When the tuberculosis infection is in the early stages, the disease progresses slowly and the bone destruction is mild. At this time, conventional nonsurgical treatment can be used to relieve it. However, when the progress of the disease is obvious, the vertebral body and the vertebrae are broken, the vertebral body is damaged obviously, the bone defect is serious, and the stability of the vertebral body is damaged. This indicates that the course of disease is in the stage of disease development. At this time, the patient needs surgical intervention to prevent the disease from further worsening.

Macrophages are the main effector cells to kill and clean M.tb, but they are also the host cells of M.tb infection. They participate in the whole process of the occurrence, development, and outcome of TB granuloma and play an important role in the whole immune process of TB infection. Macrophages are innate immune cells that express MHC class II, which gives them the ability to initiate an adaptive immune response through T cell activation. The macrophage from spinal tissue expresses CD68 and HLA-DRA [9]. Macrophages are a heterogeneous group of cells that can be divided into classical activated macrophages (M1) and alternatively activated macrophages (M2), which play a proinflammatory (M1) and an anti-inflammatory (M2) effect [10]. Studies have found that macrophage polarization is involved in the occurrence and development of TB [11, 12]. However, the role of macrophage polarization and related cytokines in spinal TB has not been clarified. Here, in this study, we focused on spinal TB and investigated the expression of different polarization types and related cytokines in macrophages to further understand the disease progression of spinal TB.

2. Materials and Methods

2.1. Subjects

This is a descriptive observational study. Thirty-six patients with spinal TB were included, including 17 males and 19 females with an average age of 56.2 years (age 4-77 years). Samples were taken from postoperative lesions, distant paraspinal cartilage tissue, and connective tissue of spinal TB patients treated in the spine surgery department of two general hospitals in Urumqi, Xinjiang, from Jan 2017 to Dec 2018, and peripheral blood was collected at the same time. Meanwhile, healthy subjects () from Jan 2017 to Dec 2018 in two hospitals were enrolled as the control group, and peripheral blood was collected.

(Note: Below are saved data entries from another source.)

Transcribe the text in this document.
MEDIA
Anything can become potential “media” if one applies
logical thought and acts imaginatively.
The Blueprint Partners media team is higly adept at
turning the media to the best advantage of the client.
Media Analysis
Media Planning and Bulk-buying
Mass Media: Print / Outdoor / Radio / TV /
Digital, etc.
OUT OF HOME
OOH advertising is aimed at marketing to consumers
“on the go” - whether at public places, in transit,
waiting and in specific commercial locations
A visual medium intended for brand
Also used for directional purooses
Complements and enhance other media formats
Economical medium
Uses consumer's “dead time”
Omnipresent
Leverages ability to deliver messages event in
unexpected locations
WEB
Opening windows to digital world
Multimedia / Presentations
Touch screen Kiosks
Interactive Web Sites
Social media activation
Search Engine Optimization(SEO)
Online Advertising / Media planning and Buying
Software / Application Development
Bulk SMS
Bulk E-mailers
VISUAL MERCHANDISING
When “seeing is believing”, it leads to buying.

The diagnostic criteria for spinal TB are as follows: (1) patients with typical symptoms of tuberculous infection, including low fever, night sweats, weight loss, and fatigue; (2) patients with symptoms of spinal cord compression, including pain, myodynamia, muscle tension, tendon reflexes, limited activity, and spinal deformities; (3) patients with positive M.tb antibody; (4) patients with tuberculous granuloma; (5) patients with the typical features of spinal TB on imageology, including bone marrow edema, endplate erosion, vertebral destruction, and spinal compression; and (6) exclude patients with other immune, neoplastic diseases, and HIV infection.

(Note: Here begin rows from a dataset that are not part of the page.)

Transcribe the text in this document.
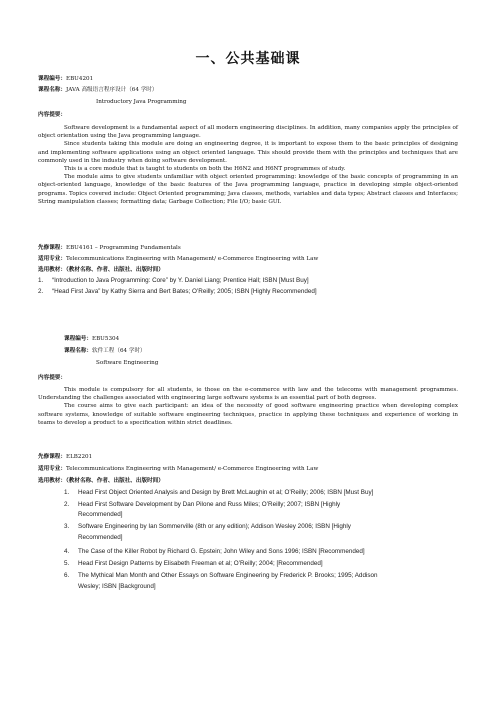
一、公共基础课
课程编号：EBU4201
课程名称：JAVA 高级语言程序设计（64 学时）
Introductory Java Programming
内容提要：

Software development is a fundamental aspect of all modern engineering disciplines. In addition, many companies apply the principles of object orientation using the Java programming language.

Since students taking this module are doing an engineering degree, it is important to expose them to the basic principles of designing and implementing software applications using an object oriented language. This should provide them with the principles and techniques that are commonly used in the industry when doing software development.

This is a core module that is taught to students on both the H6N2 and H6NT programmes of study.

The module aims to give students unfamiliar with object oriented programming: knowledge of the basic concepts of programming in an object-oriented language, knowledge of the basic features of the Java programming language, practice in developing simple object-oriented programs. Topics covered include: Object Oriented programming; Java classes, methods, variables and data types; Abstract classes and Interfaces; String manipulation classes; formatting data; Garbage Collection; File I/O; basic GUI.

先修课程：EBU4161 – Programming Fundamentals
适用专业：Telecommunications Engineering with Management/ e-Commerce Engineering with Law
选用教材：（教材名称、作者、出版社、出版时间）
1. “Introduction to Java Programming: Core” by Y. Daniel Liang; Prentice Hall; ISBN [Must Buy]
2. “Head First Java” by Kathy Sierra and Bert Bates; O’Reilly; 2005; ISBN [Highly Recommended]
课程编号：EBU5304
课程名称：软件工程（64 学时）
Software Engineering
内容提要：

This module is compulsory for all students, ie those on the e-commerce with law and the telecoms with management programmes. Understanding the challenges associated with engineering large software systems is an essential part of both degrees.

The course aims to give each participant: an idea of the necessity of good software engineering practice when developing complex software systems, knowledge of suitable software engineering techniques, practice in applying these techniques and experience of working in teams to develop a product to a specification within strict deadlines.

先修课程：ELB2201
适用专业：Telecommunications Engineering with Management/ e-Commerce Engineering with Law
选用教材：（教材名称、作者、出版社、出版时间）
1. Head First Object Oriented Analysis and Design by Brett McLaughin et al; O’Reilly; 2006; ISBN [Must Buy]
2. Head First Software Development by Dan Pilone and Russ Miles; O’Reilly; 2007; ISBN [Highly
Recommended]
3. Software Engineering by Ian Sommerville (8th or any edition); Addison Wesley 2006; ISBN [Highly
Recommended]
4. The Case of the Killer Robot by Richard G. Epstein; John Wiley and Sons 1996; ISBN [Recommended]
5. Head First Design Patterns by Elisabeth Freeman et al; O’Reilly; 2004; [Recommended]
6. The Mythical Man Month and Other Essays on Software Engineering by Frederick P. Brooks; 1995; Addison
Wesley; ISBN [Background]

All patients provided written consent to use their specimens for research purposes; none of them was identifiable. The study was approved by the ethics committee of Xinjiang Medical University.

2.2. Antibodies

The antibodies used in our research were used for immunohistochemistry (IHC) staining to detect the expression of the following indicators in tissues: iNOS (Abcam, UK), CD68 (Wuhan Boster, CN), Ag85B, CD163, IL-10, TNF-ɑ, and IFN-γ (Beijin Bioss, CN).

2.3. Tissue Preparation

The tissue samples collected in this study were bone tissue and connective tissue at the lesion site. After rinsing with saline, the tissue samples were fixed in 4% paraformaldehyde for 24-48 h. Then, the tissues were decalcified in 10% EDTA decalcification solution. Paraffin sections were obtained after ethanol gradient dehydration and embedding.

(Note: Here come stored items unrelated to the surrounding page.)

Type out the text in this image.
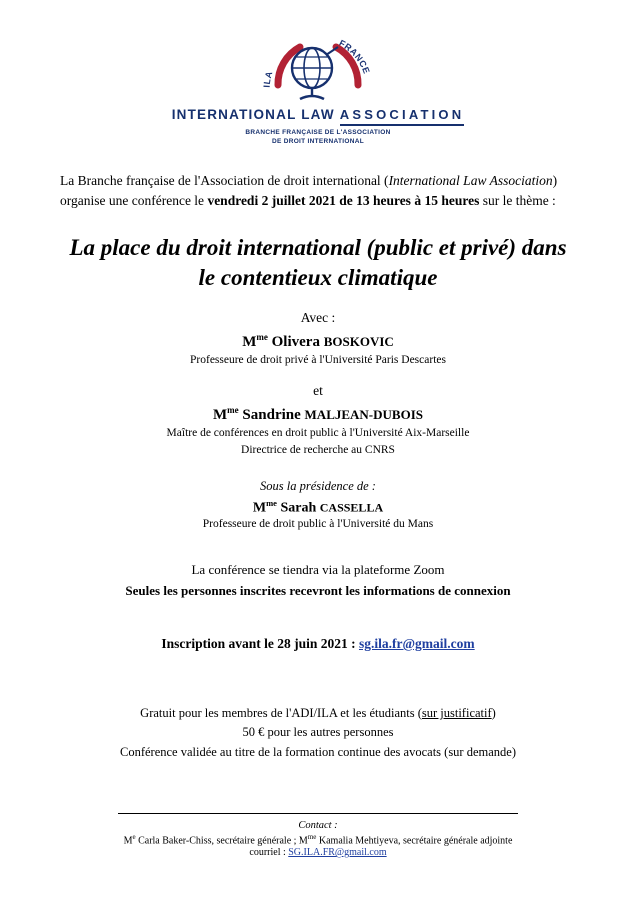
ILA
FRANCE
INTERNATIONAL LAW ASSOCIATION
BRANCHE FRANÇAISE DE L'ASSOCIATION
DE DROIT INTERNATIONAL

La Branche française de l'Association de droit international (International Law Association) organise une conférence le vendredi 2 juillet 2021 de 13 heures à 15 heures sur le thème :

La place du droit international (public et privé) dans le contentieux climatique
Avec :
$M^{me}$ Olivera BOSKOVIC
Professeure de droit privé à l'Université Paris Descartes
et
$M^{me}$ Sandrine MALJEAN-DUBOIS
Maître de conférences en droit public à l'Université Aix-Marseille
Directrice de recherche au CNRS
Sous la présidence de :
$M^{me}$ Sarah CASSELLA
Professeure de droit public à l'Université du Mans
La conférence se tiendra via la plateforme Zoom
Seules les personnes inscrites recevront les informations de connexion
Inscription avant le 28 juin 2021 : sg.ila.fr@gmail.com
Gratuit pour les membres de l'ADI/ILA et les étudiants (sur justificatif)
50 € pour les autres personnes
Conférence validée au titre de la formation continue des avocats (sur demande)
Contact :
Me Carla Baker-Chiss, secrétaire générale ; $M^{me}$ Kamalia Mehtiyeva, secrétaire générale adjointe
courriel : SG.ILA.FR@gmail.com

2.4. Ziehl-Neelsen (ZN) Staining

The tissue sections were dewaxed and stained with carbol fuchsin at 60°C for 1 h. After decolorizing with hydrochloric acid and ethanol for 30-60 secs, the tissue sections were restained with methylene blue for 1 min. After rinsing with running water, the tissue sections were then observed under an oil microscope.

2.5. Hematoxylin and Eosin (H&E) Staining

H&E staining was performed according to routine procedure: hematoxylin staining for 1 min, eosin staining for 3 min, 1% hydrochloric acid ethanol differentiation, PBS blue, ethanol gradient dehydration, neutral gum seal, and microscopic observation of tissue morphology.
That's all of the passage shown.